DARPA Award for more responsive AI that combines human and machine
The goal of Lasecki’s proposal is to create methods for making AI systems more robust and flexible.
Prof. Walter Lasecki has been awarded a DARPA Young Faculty Award for his project, “Hybrid Intelligence Agents for Deploying Robust AI Systems.” The award recognizes “rising research stars” who hold junior faculty positions, with the goal of developing the next generation of scientists who will address national security challenges. His project seeks to combine human and robotic intelligence to make AI systems more responsive and robust.
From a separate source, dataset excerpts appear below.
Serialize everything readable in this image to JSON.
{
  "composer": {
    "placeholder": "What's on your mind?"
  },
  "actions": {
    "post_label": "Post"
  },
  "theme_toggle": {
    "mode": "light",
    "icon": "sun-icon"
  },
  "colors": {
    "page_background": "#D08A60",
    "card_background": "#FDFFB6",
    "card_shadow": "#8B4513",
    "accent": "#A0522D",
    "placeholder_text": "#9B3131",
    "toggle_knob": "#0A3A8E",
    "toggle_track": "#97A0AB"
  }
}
While machine learning (ML) has made great strides in solving focused, well-defined problems, prior work has shown that generalizing this ability is far more difficult. As a result, ML remains unreliable in many real-world settings, where unexpected scenarios frequently arise. Meanwhile, crowdsourcing has shown that it is possible to create more robust AI systems by integrating human intelligence into the computational workflows underlying AI systems. These “hybrid intelligent agents” can accomplish tasks better than either humans or AI. His proposal explores hybrid techniques that work in critical and time-sensitive domains.
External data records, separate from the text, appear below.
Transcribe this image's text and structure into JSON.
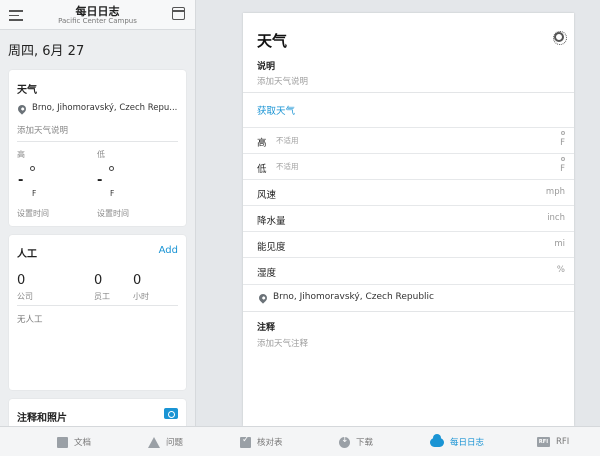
{
  "header": {
    "title": "每日日志",
    "subtitle": "Pacific Center Campus",
    "menu_icon": "hamburger-menu-icon",
    "calendar_icon": "calendar-icon"
  },
  "date_label": "周四, 6月 27",
  "weather_card": {
    "title": "天气",
    "location": "Brno, Jihomoravský, Czech Repu...",
    "add_description": "添加天气说明",
    "high_label": "高",
    "low_label": "低",
    "high_value": "-",
    "low_value": "-",
    "unit": "F",
    "set_time_1": "设置时间",
    "set_time_2": "设置时间"
  },
  "labor_card": {
    "title": "人工",
    "add_label": "Add",
    "companies_value": "0",
    "companies_label": "公司",
    "workers_value": "0",
    "workers_label": "员工",
    "hours_value": "0",
    "hours_label": "小时",
    "empty_text": "无人工"
  },
  "notes_card": {
    "title": "注释和照片"
  },
  "detail": {
    "title": "天气",
    "description_label": "说明",
    "description_placeholder": "添加天气说明",
    "fetch_weather": "获取天气",
    "rows": [
      {
        "label": "高",
        "placeholder": "不适用",
        "unit": "F"
      },
      {
        "label": "低",
        "placeholder": "不适用",
        "unit": "F"
      },
      {
        "label": "风速",
        "placeholder": "",
        "unit": "mph"
      },
      {
        "label": "降水量",
        "placeholder": "",
        "unit": "inch"
      },
      {
        "label": "能见度",
        "placeholder": "",
        "unit": "mi"
      },
      {
        "label": "湿度",
        "placeholder": "",
        "unit": "%"
      }
    ],
    "location": "Brno, Jihomoravský, Czech Republic",
    "notes_label": "注释",
    "notes_placeholder": "添加天气注释"
  },
  "tabs": [
    {
      "label": "文档",
      "icon": "document-icon",
      "active": false
    },
    {
      "label": "问题",
      "icon": "warning-icon",
      "active": false
    },
    {
      "label": "核对表",
      "icon": "checklist-icon",
      "active": false
    },
    {
      "label": "下载",
      "icon": "download-icon",
      "active": false
    },
    {
      "label": "每日日志",
      "icon": "weather-cloud-icon",
      "active": true
    },
    {
      "label": "RFI",
      "icon": "rfi-icon",
      "active": false
    }
  ],
  "colors": {
    "accent": "#1a94d4",
    "background": "#e4e7ea"
  }
}
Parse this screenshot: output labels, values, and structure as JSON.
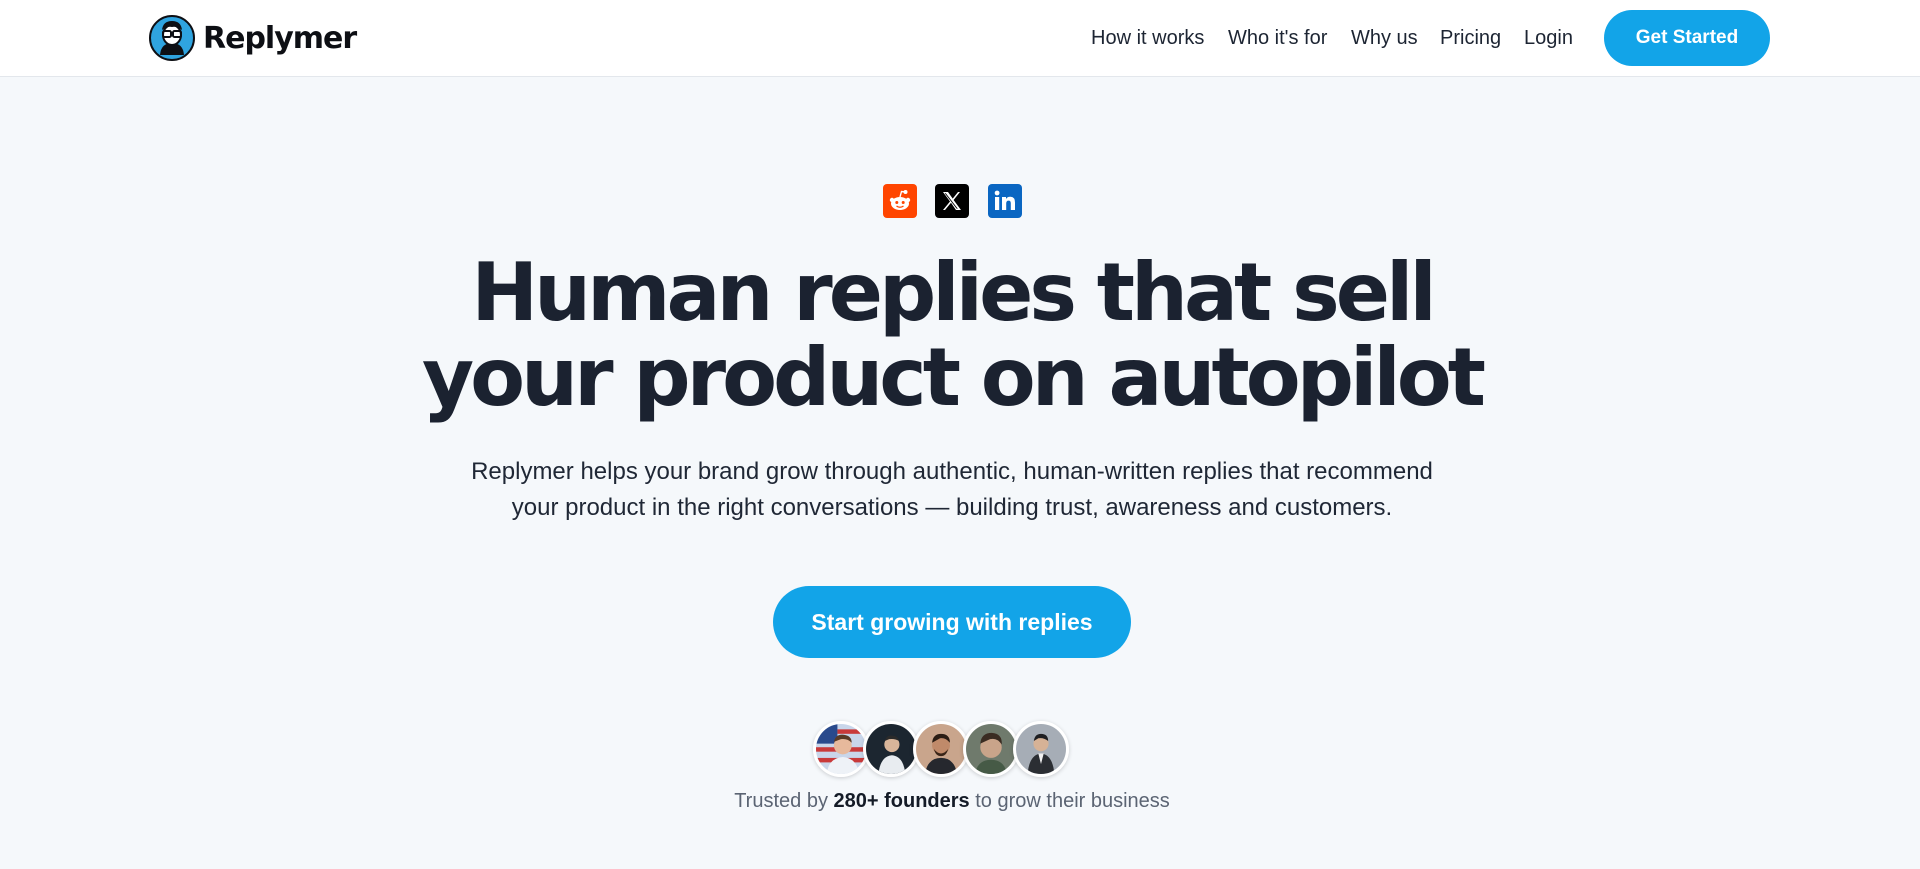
{
  "header": {
    "brand_name": "Replymer",
    "nav": [
      {
        "label": "How it works"
      },
      {
        "label": "Who it's for"
      },
      {
        "label": "Why us"
      },
      {
        "label": "Pricing"
      },
      {
        "label": "Login"
      }
    ],
    "cta_label": "Get Started"
  },
  "hero": {
    "social_icons": [
      "reddit-icon",
      "x-icon",
      "linkedin-icon"
    ],
    "headline_line1": "Human replies that sell",
    "headline_line2": "your product on autopilot",
    "subhead_line1": "Replymer helps your brand grow through authentic, human-written replies that recommend",
    "subhead_line2": "your product in the right conversations — building trust, awareness and customers.",
    "cta_label": "Start growing with replies",
    "trusted_prefix": "Trusted by",
    "trusted_highlight": "280+ founders",
    "trusted_suffix": "to grow their business"
  },
  "colors": {
    "accent": "#12a4e8",
    "background": "#f5f8fb",
    "text": "#1b2230",
    "reddit": "#ff4500",
    "x": "#000000",
    "linkedin": "#0a66c2"
  }
}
The goal of Lasecki’s project is to create methods for making AI systems more robust and flexible – enough to use even in scenarios where training data is limited or non-existent. Through techniques for coordinating collective human feedback—whether from small, dynamic groups or large crowds—in real time, the team will create “hybrid intelligent” agents capable of operating reliably where no current AI system can or will be able to in the foreseeable future.
Lasecki aims to create a future in which distributed human intelligence is leveraged to help bridge key gaps in the ability of ML systems in real time, by contributing more robust, powerful, and adaptive AI tools. Specifically, he focuses on four cases where ML fails due to: a lack of training data; insufficient time to train on existing data; an inability to understand or use existing data; or an inability to identify when or where to use trained models.
In past work, Lasecki has used this approach to hybrid intelligence, combined with crowdsourcing, to improve the responsiveness of autonomous vehicles to unexpected situations.